Reference no: EM132339097
Case Study: Market Power
Please address the following case study relating to the alcoholic beverage service industry (bars) in a small town. This case study relates to Chapter 12 of the textbook.
Note: There are videos of hand-worked problems to accompany section 2 and section 3 but not section 1 because the questions in section 1 follow from the reading.
Please submit your work as a single Word document. When I request calculations, you can write them by hand and incorporate a photograph into the document or you can type up the calculations in the document. Similarly, you can create any tables by hand, in Word, or other ways, but your tables should be clear. The document should be approximately 2-4 pages (counting each side of the paper as a page) in length. Please indicate in some way which part of the document responds to each question. The assignment will be graded based on correctness, effort, and presentation.
Section 1. Market Power
a) Identify the most important source(s) of market power in the following markets and briefly explain your answers:
i. Small town bars with liquor licenses
ii. Apple iPad
iii. Electronic commerce (Amazon)
iv. Brand-name prescription drugs
v. Netflix
b) Calculate the Lerner Index for the following profit maximizing firms:
i. Netflix: price = 10, marginal cost = 4
ii. Shell gasoline: elasticity = 0.6
c) Provide an example cross price elasticity for the following products and briefly justify your answer:
i. The price of Apple iPhone X and the quantity of Samsung Galaxy S10
ii. The price of BP gasoline and the quantity of Ford Expedition SUV's
iii. The price of Starbuck's latte's and the quantity of Nike shoes
Section 2. Monopoly (pages 462-475, also consider pages 480-488)
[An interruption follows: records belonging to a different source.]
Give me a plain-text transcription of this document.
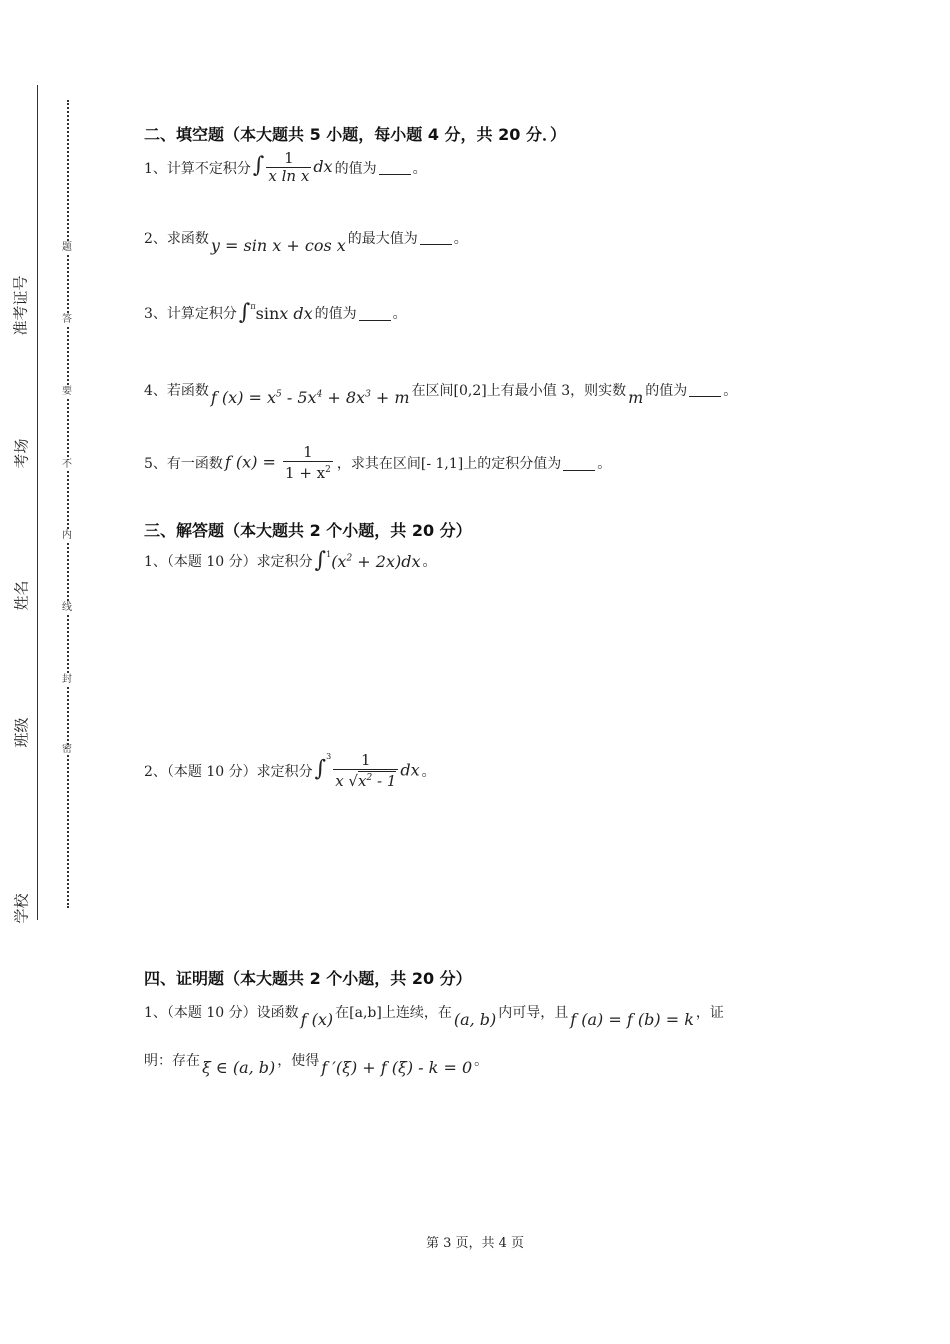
学校
班级
姓名
考场
准考证号
密
封
线
内
不
要
答
题
二、填空题（本大题共 5 小题，每小题 4 分，共 20 分．）
1、计算不定积分 ∫ $\frac{1}{\text{x ln x}}$ dx 的值为	。
2、求函数 y = sin x + cos x 的最大值为	。
3、计算定积分 ∫$^\pi$sinx dx 的值为	。
4、若函数 f $(x) = x^5 - 5x^4 + 8x^3 + m$ 在区间[0,2]上有最小值 3，则实数 m 的值为	。
5、有一函数 f $(x) = \frac{1}{1 + x^2}$ ，求其在区间[- 1,1]上的定积分值为	。
三、解答题（本大题共 2 个小题，共 20 分）
1、（本题 10 分）求定积分 $\int^1(x^2 + 2x)dx$ 。
2、（本题 10 分）求定积分 $\int^3 \frac{1}{x √x^2 - 1}$ dx 。
四、证明题（本大题共 2 个小题，共 20 分）
1、（本题 10 分）设函数 f (x) 在[a,b]上连续，在 (a, b) 内可导，且 f (a) = f (b) = k ，证
明：存在 ξ ∈ (a, b) ，使得 f ′(ξ) + f (ξ) - k = 0 。
第 3 页，共 4 页
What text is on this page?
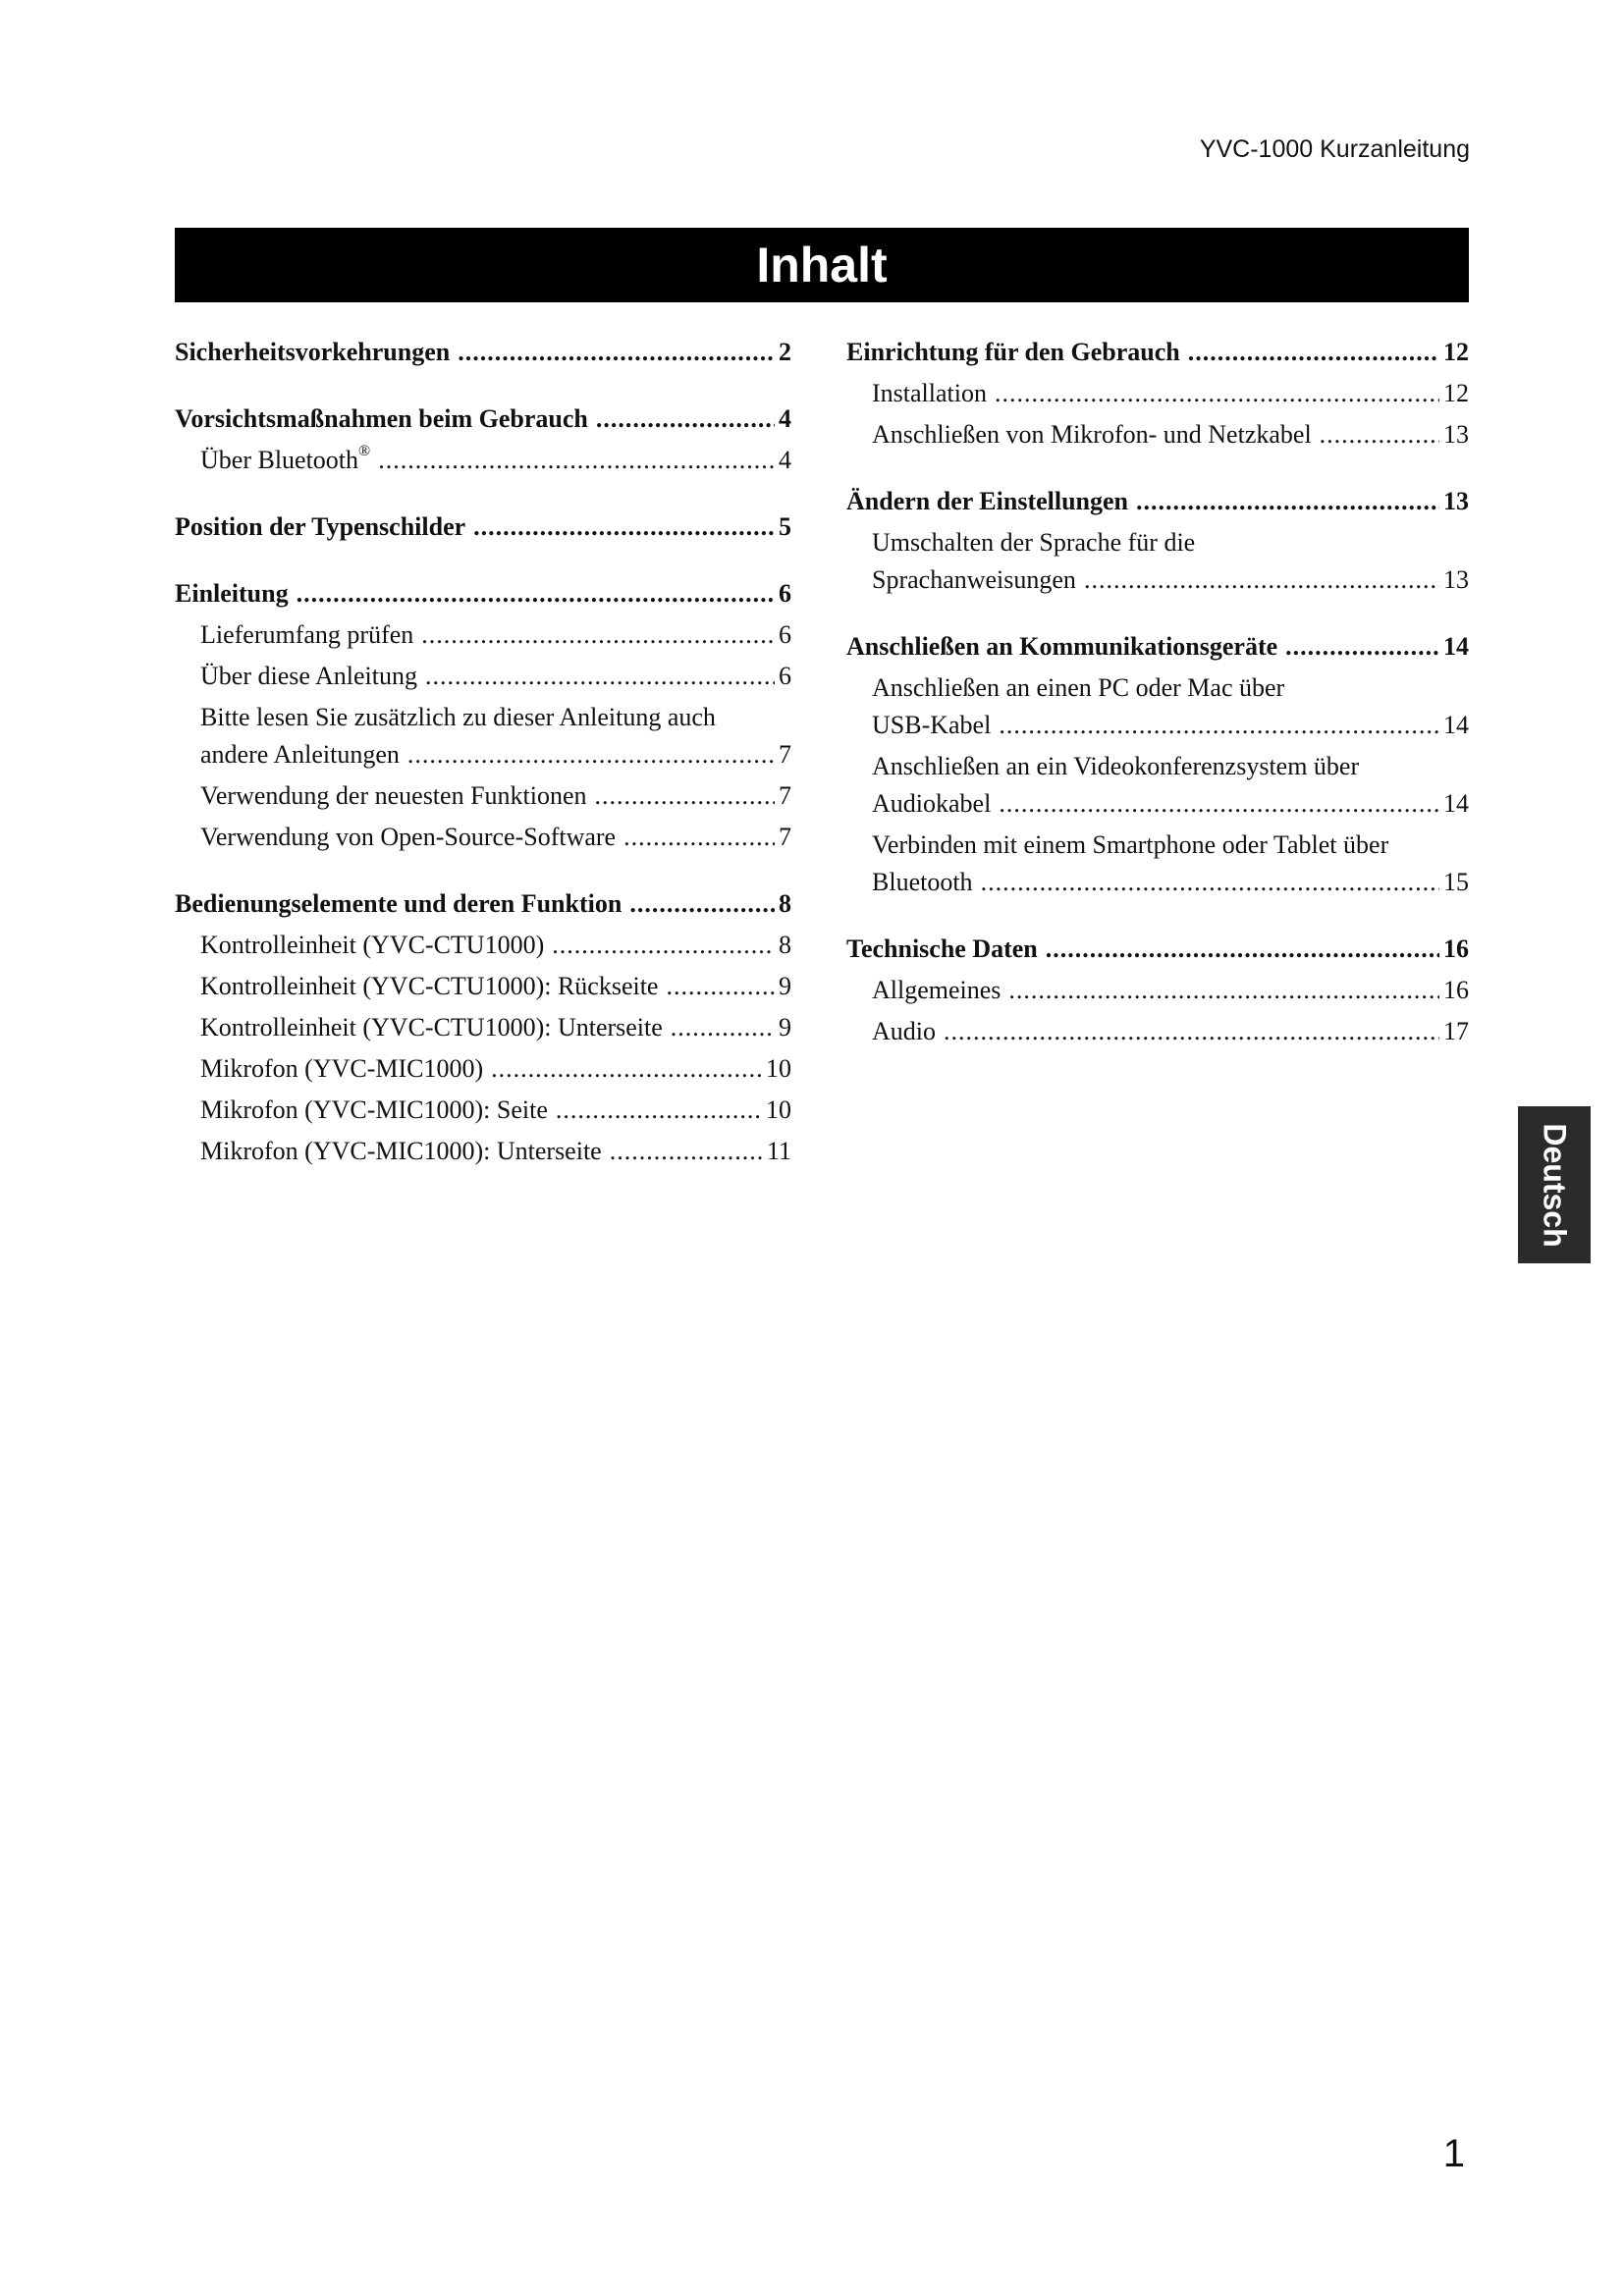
YVC-1000 Kurzanleitung
Inhalt
Sicherheitsvorkehrungen .....	2
Vorsichtsmaßnahmen beim Gebrauch .....	4
Über Bluetooth® .....	4
Position der Typenschilder .....	5
Einleitung .....	6
Lieferumfang prüfen .....	6
Über diese Anleitung .....	6
Bitte lesen Sie zusätzlich zu dieser Anleitung auch
andere Anleitungen .....	7
Verwendung der neuesten Funktionen .....	7
Verwendung von Open-Source-Software .....	7
Bedienungselemente und deren Funktion .....	8
Kontrolleinheit (YVC-CTU1000) .....	8
Kontrolleinheit (YVC-CTU1000): Rückseite .....	9
Kontrolleinheit (YVC-CTU1000): Unterseite .....	9
Mikrofon (YVC-MIC1000) .....	10
Mikrofon (YVC-MIC1000): Seite .....	10
Mikrofon (YVC-MIC1000): Unterseite .....	11
Einrichtung für den Gebrauch .....	12
Installation .....	12
Anschließen von Mikrofon- und Netzkabel .....	13
Ändern der Einstellungen .....	13
Umschalten der Sprache für die
Sprachanweisungen .....	13
Anschließen an Kommunikationsgeräte .....	14
Anschließen an einen PC oder Mac über
USB-Kabel .....	14
Anschließen an ein Videokonferenzsystem über
Audiokabel .....	14
Verbinden mit einem Smartphone oder Tablet über
Bluetooth .....	15
Technische Daten .....	16
Allgemeines .....	16
Audio .....	17
Deutsch
1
For the purposes of this problem, the quantity produced (Q) will be measured in units of hundreds of customers per month. Prices and costs will be measured in "dollars per drinker". "Dollars per drinker" is a measure of the price (or cost) for the mixture of beer, cocktails, and hard alcohol consumed by an average patron on an average night. Note that the units do not affect your method of solving the profit-maximization problem as long as
the units are consistent. However, you should convert the quantities and prices back to single drinkers and dollars at the end.
There is a single liquor license for a small town held by a bar. The bar faces the demand curve:
and has the cost function:
Q = 30 - 0.5p
C = Q2 + 6Q + 48
a) Solve the monopolists' problem (finding optimal quantity, price, and profit) with output as the choice variable and setting marginal revenue equal to marginal cost.
b) Solve the monopolists' problem (finding optimal quantity, price, and profit) with output as the choice variable and setting marginal profit equal to zero.
c) Solve the monopolists' problem (finding optimal quantity, price, and profit) with price as the choice variable and setting marginal profit equal to zero.
d) Graph the monopolists' problem indicating demand, marginal revenue, marginal cost, average total cost, optimal output, optimal price, and profit.
Section 3. Monopolistic Competition (pages 476-480)
Now let's consider our bar in the long-run if the town removes the need for service establishments to have a liquor license in order to serve alcoholic beverages. In the long- run, this moves the alcohol service industry into monopolist competition.
Graph long-run equilibrium in this monopolistically competitive market. (You do not need to precisely calculate the locations of the curves, but you need to get the general picture correct.) Be sure to identify the average cost curve, marginal cost curve, demand curve, and marginal revenue curve. Also, identify the profit maximizing output and price and any resulting profits.